Come vedete, il problema è di prioritaria importanza e la nostra arretratezza, anche a proposito delle strutture scolastiche, ci fa capire quanto dovremo attendere perché ci sia finalmente una scuola nuova e degna di una cultura, la nostra, che per prima, nella storia dell’umanità, ha messo al centro del proprio interesse l’infanzia. Un esempio storico: nel 1419 fu dato dal Comune fiorentino l’incarico a Filippo Brunelleschi, il più importante architetto del tempo, di costruire un ospedale che accogliesse ed educasse i bambini e le bambine abbandonate; anche a quel tempo le creature più emarginate di tutta l’umanità.
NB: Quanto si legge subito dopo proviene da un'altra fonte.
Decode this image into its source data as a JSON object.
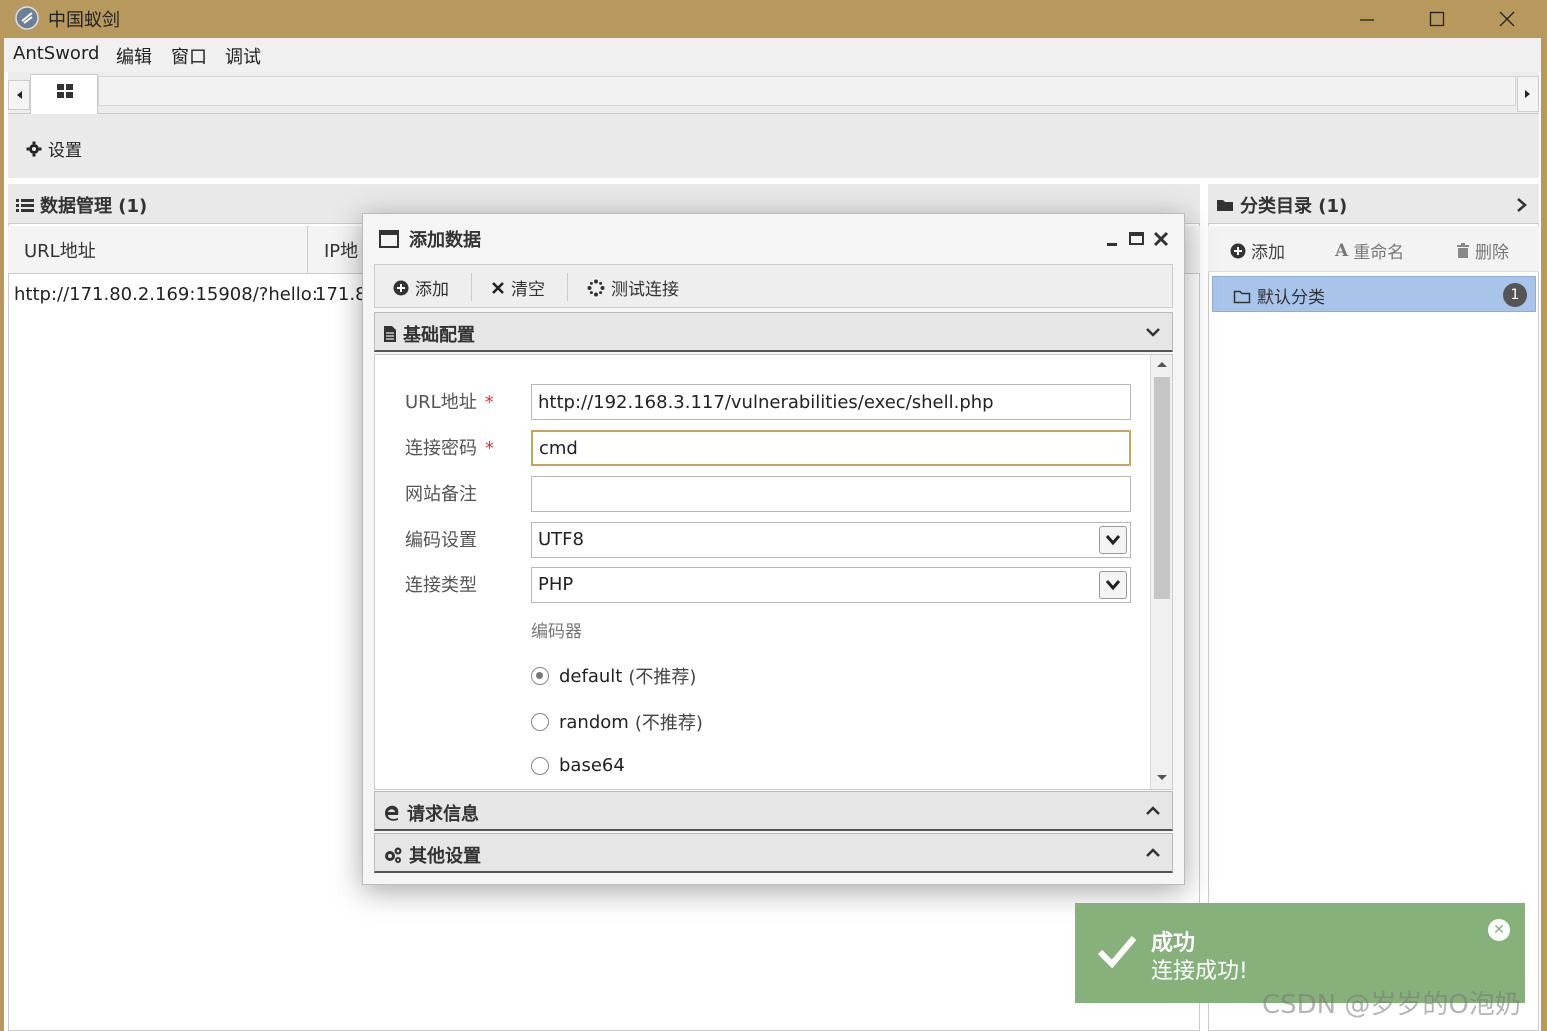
{
  "window": {
    "title": "中国蚁剑",
    "colors": {
      "titlebar": "#b8995d",
      "accent": "#c7a45c",
      "selection": "#a9c4ea",
      "toast": "#86b17a"
    }
  },
  "menu": {
    "items": [
      "AntSword",
      "编辑",
      "窗口",
      "调试"
    ]
  },
  "toolbar": {
    "settings_label": "设置"
  },
  "data_panel": {
    "title": "数据管理 (1)",
    "columns": [
      "URL地址",
      "IP地"
    ],
    "rows": [
      {
        "url": "http://171.80.2.169:15908/?hello:",
        "ip": "171.8"
      }
    ]
  },
  "category_panel": {
    "title": "分类目录 (1)",
    "buttons": {
      "add": "添加",
      "rename": "重命名",
      "delete": "删除"
    },
    "items": [
      {
        "label": "默认分类",
        "count": "1"
      }
    ]
  },
  "dialog": {
    "title": "添加数据",
    "toolbar": {
      "add": "添加",
      "clear": "清空",
      "test": "测试连接"
    },
    "sections": {
      "basic": "基础配置",
      "request": "请求信息",
      "other": "其他设置"
    },
    "form": {
      "url_label": "URL地址",
      "url_value": "http://192.168.3.117/vulnerabilities/exec/shell.php",
      "password_label": "连接密码",
      "password_value": "cmd",
      "note_label": "网站备注",
      "note_value": "",
      "encoding_label": "编码设置",
      "encoding_value": "UTF8",
      "type_label": "连接类型",
      "type_value": "PHP",
      "encoder_label": "编码器",
      "encoders": [
        {
          "name": "default",
          "hint": "(不推荐)",
          "selected": true
        },
        {
          "name": "random",
          "hint": "(不推荐)",
          "selected": false
        },
        {
          "name": "base64",
          "hint": "",
          "selected": false
        }
      ]
    }
  },
  "toast": {
    "title": "成功",
    "message": "连接成功!"
  },
  "watermark": "CSDN @岁岁的O泡奶"
}
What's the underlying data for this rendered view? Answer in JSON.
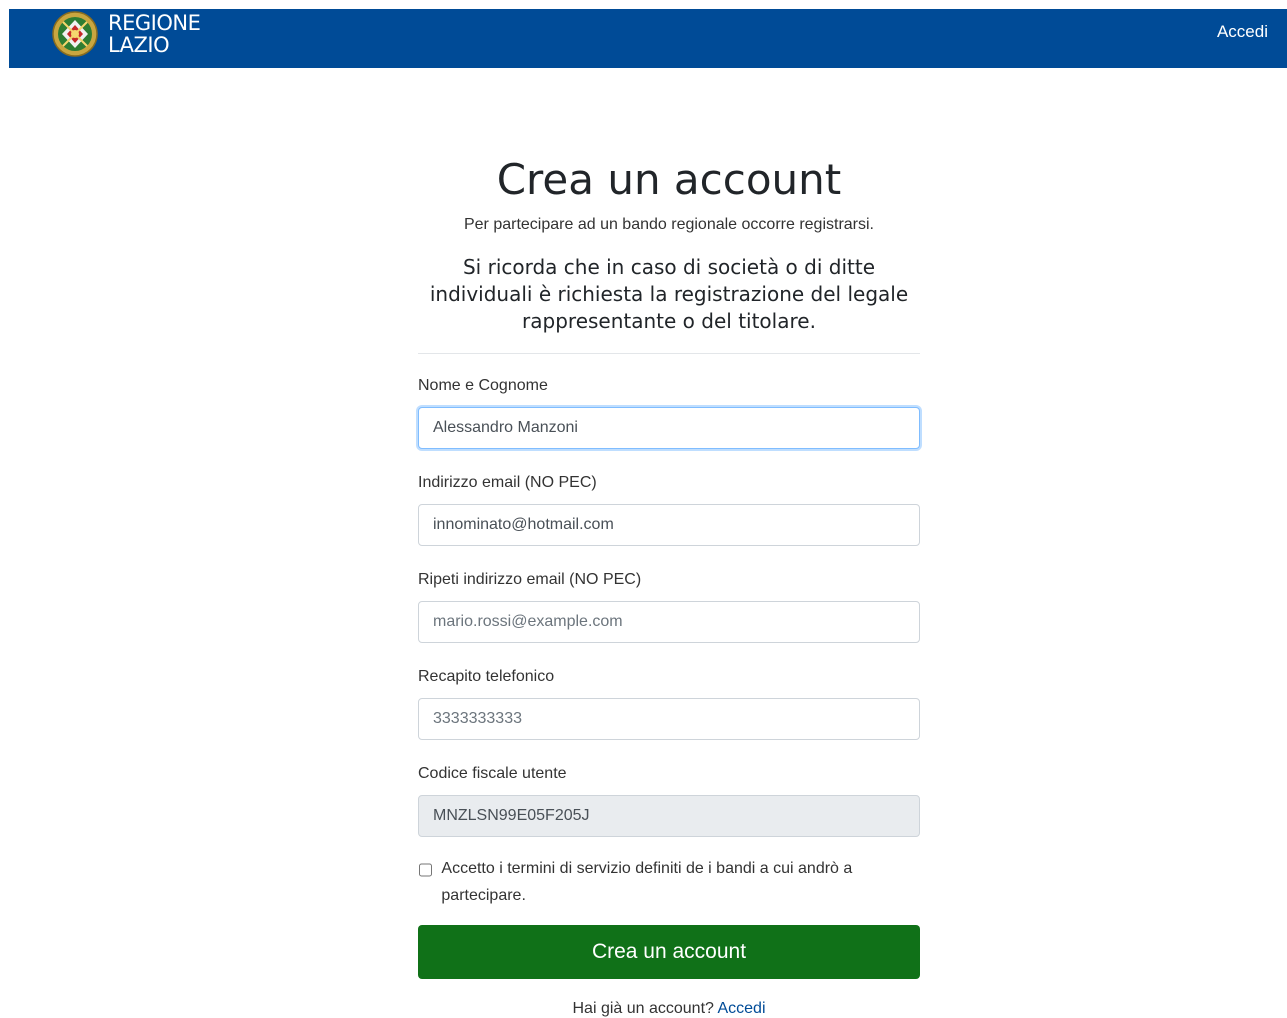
{
  "navbar": {
    "brand_line1": "REGIONE",
    "brand_line2": "LAZIO",
    "login_link": "Accedi",
    "background_color": "#004b97"
  },
  "main": {
    "title": "Crea un account",
    "subtitle": "Per partecipare ad un bando regionale occorre registrarsi.",
    "note": "Si ricorda che in caso di società o di ditte individuali è richiesta la registrazione del legale rappresentante o del titolare."
  },
  "form": {
    "name_label": "Nome e Cognome",
    "name_value": "Alessandro Manzoni",
    "email_label": "Indirizzo email (NO PEC)",
    "email_value": "innominato@hotmail.com",
    "email_repeat_label": "Ripeti indirizzo email (NO PEC)",
    "email_repeat_placeholder": "mario.rossi@example.com",
    "phone_label": "Recapito telefonico",
    "phone_placeholder": "3333333333",
    "fiscal_code_label": "Codice fiscale utente",
    "fiscal_code_value": "MNZLSN99E05F205J",
    "terms_label": "Accetto i termini di servizio definiti de i bandi a cui andrò a partecipare.",
    "terms_checked": false,
    "submit_label": "Crea un account",
    "submit_color": "#107118"
  },
  "footer": {
    "have_account_text": "Hai già un account?",
    "login_link": "Accedi"
  }
}
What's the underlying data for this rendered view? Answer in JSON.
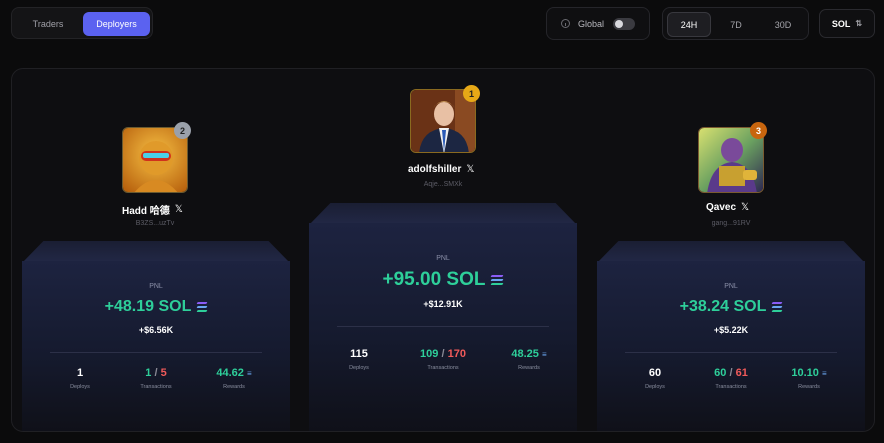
{
  "tabs": {
    "traders": "Traders",
    "deployers": "Deployers"
  },
  "global": {
    "label": "Global"
  },
  "periods": {
    "p24h": "24H",
    "p7d": "7D",
    "p30d": "30D"
  },
  "currency": {
    "label": "SOL",
    "sort_icon": "⇅"
  },
  "leaders": {
    "first": {
      "rank": "1",
      "name": "adolfshiller",
      "address": "Aqje...SMXk",
      "pnl_label": "PNL",
      "pnl_sol": "+95.00 SOL",
      "pnl_usd": "+$12.91K",
      "deploys": "115",
      "deploys_label": "Deploys",
      "tx_success": "109",
      "tx_separator": "/",
      "tx_total": "170",
      "tx_label": "Transactions",
      "rewards": "48.25",
      "rewards_label": "Rewards"
    },
    "second": {
      "rank": "2",
      "name": "Hadd 哈德",
      "address": "B3ZS...uzTv",
      "pnl_label": "PNL",
      "pnl_sol": "+48.19 SOL",
      "pnl_usd": "+$6.56K",
      "deploys": "1",
      "deploys_label": "Deploys",
      "tx_success": "1",
      "tx_separator": "/",
      "tx_total": "5",
      "tx_label": "Transactions",
      "rewards": "44.62",
      "rewards_label": "Rewards"
    },
    "third": {
      "rank": "3",
      "name": "Qavec",
      "address": "gang...91RV",
      "pnl_label": "PNL",
      "pnl_sol": "+38.24 SOL",
      "pnl_usd": "+$5.22K",
      "deploys": "60",
      "deploys_label": "Deploys",
      "tx_success": "60",
      "tx_separator": "/",
      "tx_total": "61",
      "tx_label": "Transactions",
      "rewards": "10.10",
      "rewards_label": "Rewards"
    }
  },
  "icons": {
    "x": "𝕏",
    "info": "info-icon",
    "solana": "solana-icon"
  },
  "colors": {
    "accent": "#5b62f0",
    "positive": "#2ecf9a",
    "negative": "#f05a5a",
    "gold": "#e6a817",
    "silver": "#9aa0aa",
    "bronze": "#c8650e"
  }
}
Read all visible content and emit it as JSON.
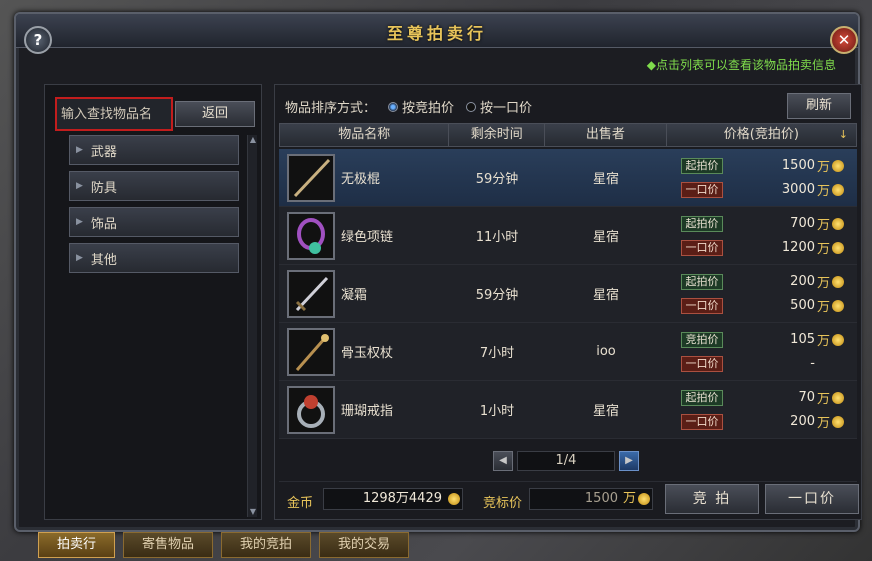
{
  "window": {
    "title": "至尊拍卖行",
    "hint": "点击列表可以查看该物品拍卖信息"
  },
  "left": {
    "search_placeholder": "输入查找物品名",
    "back_label": "返回",
    "categories": [
      {
        "label": "武器"
      },
      {
        "label": "防具"
      },
      {
        "label": "饰品"
      },
      {
        "label": "其他"
      }
    ]
  },
  "sort": {
    "label": "物品排序方式：",
    "option_bid": "按竞拍价",
    "option_buyout": "按一口价",
    "selected": "按竞拍价",
    "refresh_label": "刷新"
  },
  "table": {
    "headers": {
      "name": "物品名称",
      "time": "剩余时间",
      "seller": "出售者",
      "price": "价格(竞拍价)"
    },
    "rows": [
      {
        "name": "无极棍",
        "time": "59分钟",
        "seller": "星宿",
        "tag1": "起拍价",
        "price1": "1500",
        "tag2": "一口价",
        "price2": "3000",
        "selected": true
      },
      {
        "name": "绿色项链",
        "time": "11小时",
        "seller": "星宿",
        "tag1": "起拍价",
        "price1": "700",
        "tag2": "一口价",
        "price2": "1200"
      },
      {
        "name": "凝霜",
        "time": "59分钟",
        "seller": "星宿",
        "tag1": "起拍价",
        "price1": "200",
        "tag2": "一口价",
        "price2": "500"
      },
      {
        "name": "骨玉权杖",
        "time": "7小时",
        "seller": "ioo",
        "tag1": "竞拍价",
        "price1": "105",
        "tag2": "一口价",
        "price2": "-"
      },
      {
        "name": "珊瑚戒指",
        "time": "1小时",
        "seller": "星宿",
        "tag1": "起拍价",
        "price1": "70",
        "tag2": "一口价",
        "price2": "200"
      }
    ],
    "unit": "万"
  },
  "pager": {
    "page": "1/4"
  },
  "bottom": {
    "gold_label": "金币",
    "gold_value": "1298万4429",
    "bid_label": "竞标价",
    "bid_value": "1500",
    "bid_unit": "万",
    "bid_button": "竞 拍",
    "buyout_button": "一口价"
  },
  "tabs": [
    {
      "label": "拍卖行",
      "active": true
    },
    {
      "label": "寄售物品"
    },
    {
      "label": "我的竞拍"
    },
    {
      "label": "我的交易"
    }
  ],
  "colors": {
    "accent_gold": "#e8c45a",
    "hint_green": "#7fdc4c",
    "selected_row": "#2a3e5a",
    "search_outline": "#c21d1d"
  }
}
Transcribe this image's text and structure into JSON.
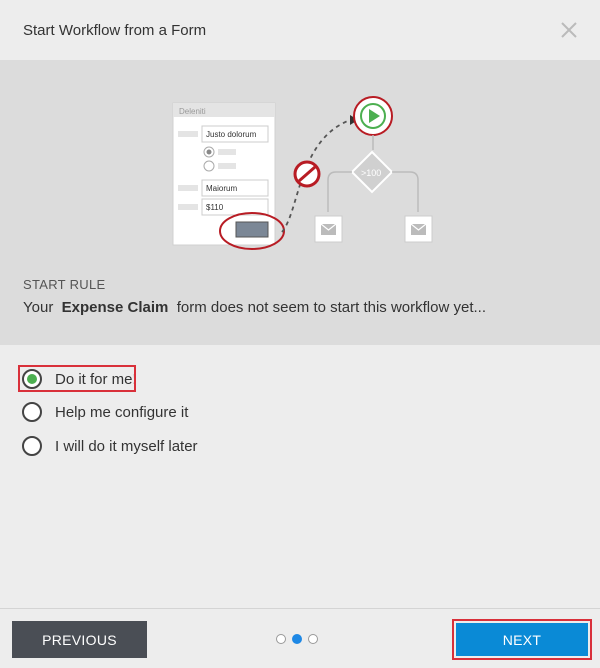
{
  "dialog": {
    "title": "Start Workflow from a Form",
    "close_icon": "close-icon"
  },
  "illustration": {
    "form_title": "Deleniti",
    "field1": "Justo dolorum",
    "field2": "Maiorum",
    "field3": "$110",
    "condition": ">100",
    "colors": {
      "accent_red": "#b81c24",
      "play_green": "#4caf50"
    }
  },
  "start_rule": {
    "label": "START RULE",
    "text_prefix": "Your",
    "form_name": "Expense Claim",
    "text_suffix": "form does not seem to start this workflow yet..."
  },
  "options": [
    {
      "label": "Do it for me!",
      "selected": true
    },
    {
      "label": "Help me configure it",
      "selected": false
    },
    {
      "label": "I will do it myself later",
      "selected": false
    }
  ],
  "footer": {
    "previous_label": "PREVIOUS",
    "next_label": "NEXT",
    "pages": 3,
    "current_page": 2,
    "colors": {
      "primary": "#0a8ad6",
      "secondary": "#4a4e55",
      "highlight": "#d9303a"
    }
  }
}
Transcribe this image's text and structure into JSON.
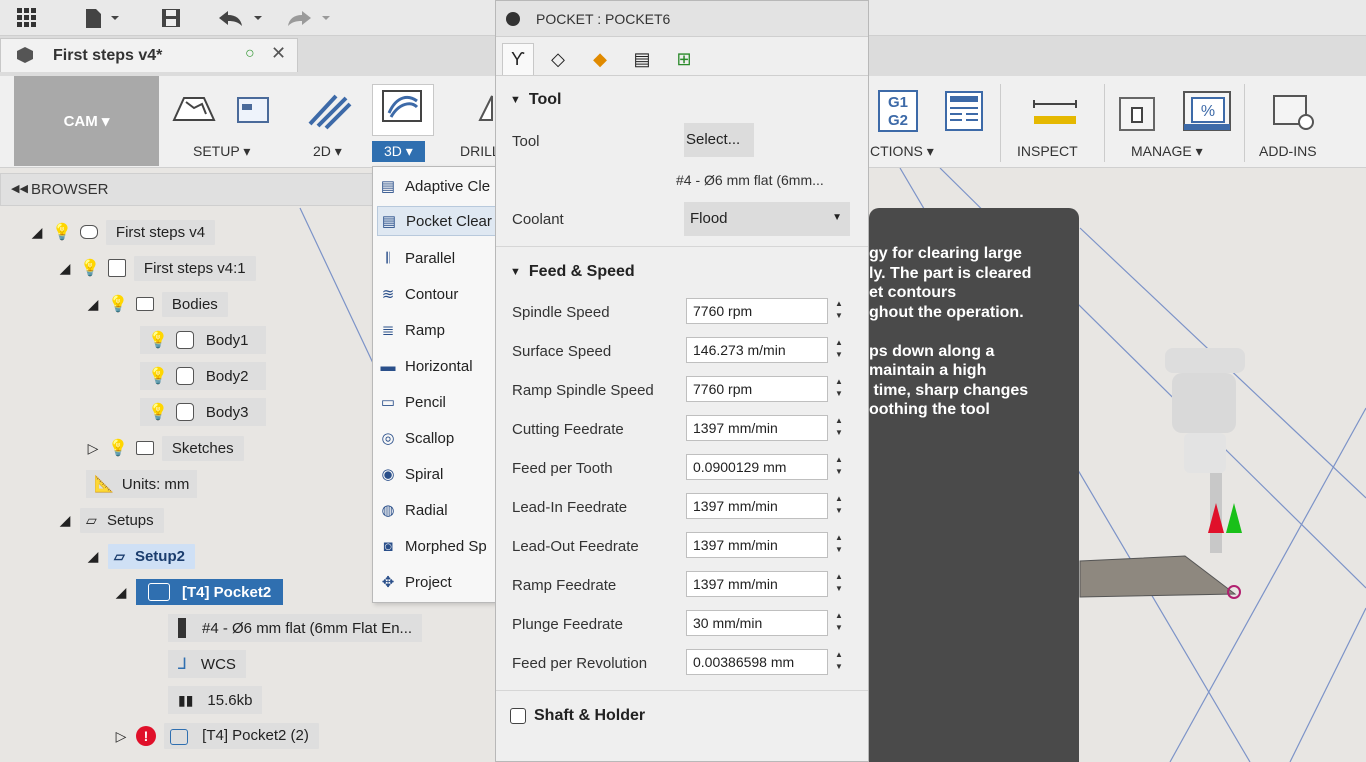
{
  "document_tab": {
    "title": "First steps v4*"
  },
  "ribbon": {
    "workspace": "CAM ▾",
    "groups": {
      "setup": "SETUP ▾",
      "two_d": "2D ▾",
      "three_d": "3D ▾",
      "drilling": "DRILL",
      "actions": "CTIONS ▾",
      "inspect": "INSPECT",
      "manage": "MANAGE ▾",
      "add_ins": "ADD-INS"
    },
    "actions_icon_text": [
      "G1",
      "G2"
    ]
  },
  "browser": {
    "header": "BROWSER",
    "nodes": {
      "root": "First steps v4",
      "component": "First steps v4:1",
      "bodies": "Bodies",
      "body1": "Body1",
      "body2": "Body2",
      "body3": "Body3",
      "sketches": "Sketches",
      "units": "Units: mm",
      "setups": "Setups",
      "setup2": "Setup2",
      "pocket2": "[T4] Pocket2",
      "tool": "#4 - Ø6 mm flat (6mm Flat En...",
      "wcs": "WCS",
      "size": "15.6kb",
      "pocket2b": "[T4] Pocket2 (2)"
    }
  },
  "menu_3d": {
    "items": [
      "Adaptive Cle",
      "Pocket Clear",
      "Parallel",
      "Contour",
      "Ramp",
      "Horizontal",
      "Pencil",
      "Scallop",
      "Spiral",
      "Radial",
      "Morphed Sp",
      "Project"
    ],
    "selected": "Pocket Clear"
  },
  "pocket_dialog": {
    "title": "POCKET : POCKET6",
    "tool_section": {
      "heading": "Tool",
      "tool_label": "Tool",
      "select_button": "Select...",
      "tool_name": "#4 - Ø6 mm flat (6mm...",
      "coolant_label": "Coolant",
      "coolant_value": "Flood"
    },
    "feed_section": {
      "heading": "Feed & Speed",
      "fields": [
        {
          "label": "Spindle Speed",
          "value": "7760 rpm"
        },
        {
          "label": "Surface Speed",
          "value": "146.273 m/min"
        },
        {
          "label": "Ramp Spindle Speed",
          "value": "7760 rpm"
        },
        {
          "label": "Cutting Feedrate",
          "value": "1397 mm/min"
        },
        {
          "label": "Feed per Tooth",
          "value": "0.0900129 mm"
        },
        {
          "label": "Lead-In Feedrate",
          "value": "1397 mm/min"
        },
        {
          "label": "Lead-Out Feedrate",
          "value": "1397 mm/min"
        },
        {
          "label": "Ramp Feedrate",
          "value": "1397 mm/min"
        },
        {
          "label": "Plunge Feedrate",
          "value": "30 mm/min"
        },
        {
          "label": "Feed per Revolution",
          "value": "0.00386598 mm"
        }
      ]
    },
    "shaft_section": {
      "heading": "Shaft & Holder"
    }
  },
  "tooltip": {
    "text": "gy for clearing large\nly. The part is cleared\net contours\nghout the operation.\n\nps down along a\nmaintain a high\n time, sharp changes\noothing the tool"
  },
  "colors": {
    "accent_blue": "#2f6fb0",
    "selection_blue": "#cfe0f5",
    "toolpath_blue": "#1010e0",
    "tooltip_bg": "#4a4a4a",
    "error_red": "#e0102a"
  }
}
Per loro il Brunelleschi edificò uno degli edifici più belli e funzionali che mai fino ad allora si fossero visti, e non solo a Firenze. Un edificio che è uno dei capolavori dell’architettura medievale e che tuttora ci commuove per la sua serena grandezza e bellezza, per come fosse pensato per rispondere alle istanze formative e assistenziali per cui era nato. Esperienze che a distanza di oltre quattro secoli commossero lo stesso granduca Pietro Leopoldo e alle quali si ispirò per la creazione delle scuole Leopoldine, altra attività formativa di grande valore e anticipatrice di ciò che la pedagogia e i movimenti sociali femministi rivendicheranno dalla metà dell’Ottocento in poi.
Verrebbe proprio da dire, per fortuna vostra e mia, che non c’è il tempo per prendere in esame anche altri problemi che purtroppo penalizzano profondamente il mondo della nostra scuola. Questi, appena accennati, mi sembrano purtroppo sufficienti per farci già comprendere quale sia il livello dell’arretratezza del nostro sistema scolastico e come, forse proprio per questo, i vent’anni di impegno previsti da parte di alcuni esperti di politica scolastica perché si abbia finalmente una scuola realmente moderna ed efficiente, molto probabilmente possano non essere sufficienti. Nel frattempo, non ci resta che andare avanti con la solita ferma certezza di come, ciascuno di noi, nei propri limiti, abbia una responsabilità tuttavia enorme nel formare futuri cittadini responsabili, dotati di senso civico e di autonomia di pensiero; elementi, questi, che rappresentano paradigmi imprescindibili per uno Stato democratico. Malgrado tutto, malgrado questa così disastrata condizione della nostra scuola, ancora continuiamo per fortuna a misurarci con una realtà democratica che tuttavia, anche in virtù della crisi del nostro sistema educativo, ci presenta quotidianamente la fragilità, anche dal punto di vista esistenziale, di molti adolescenti e giovani. Tra queste fragilità anche un sempre maggiore distacco da parte loro nei confronti della vita dello Stato e un conseguente allontanamento, quasi generale, dagli interessi per la politica. E che dire, inoltre, di molti loro genitori che vivono sempre più il rapporto con la scuola in modo conflittuale perché iperprotettivi e, di fatto, primi responsabili della disaffezione anche da parte dei loro figli per il rispetto delle regole e delle leggi?
C’è di che preoccuparsi, e non poco, perché al solo pensiero che in nessun altro contesto, se non appunto di stampo democratico, mi sarebbe stato permesso di dire liberamente tutto ciò che ho appena detto e che, spero, non vi abbia annoiato, mi vengono i brividi. Spero vivamente che un giorno questo contesto, per fortuna ancora rispettoso delle libertà individuali e collettive, non si debba rimpiangere con struggente e dolorosa nostalgia e rabbia.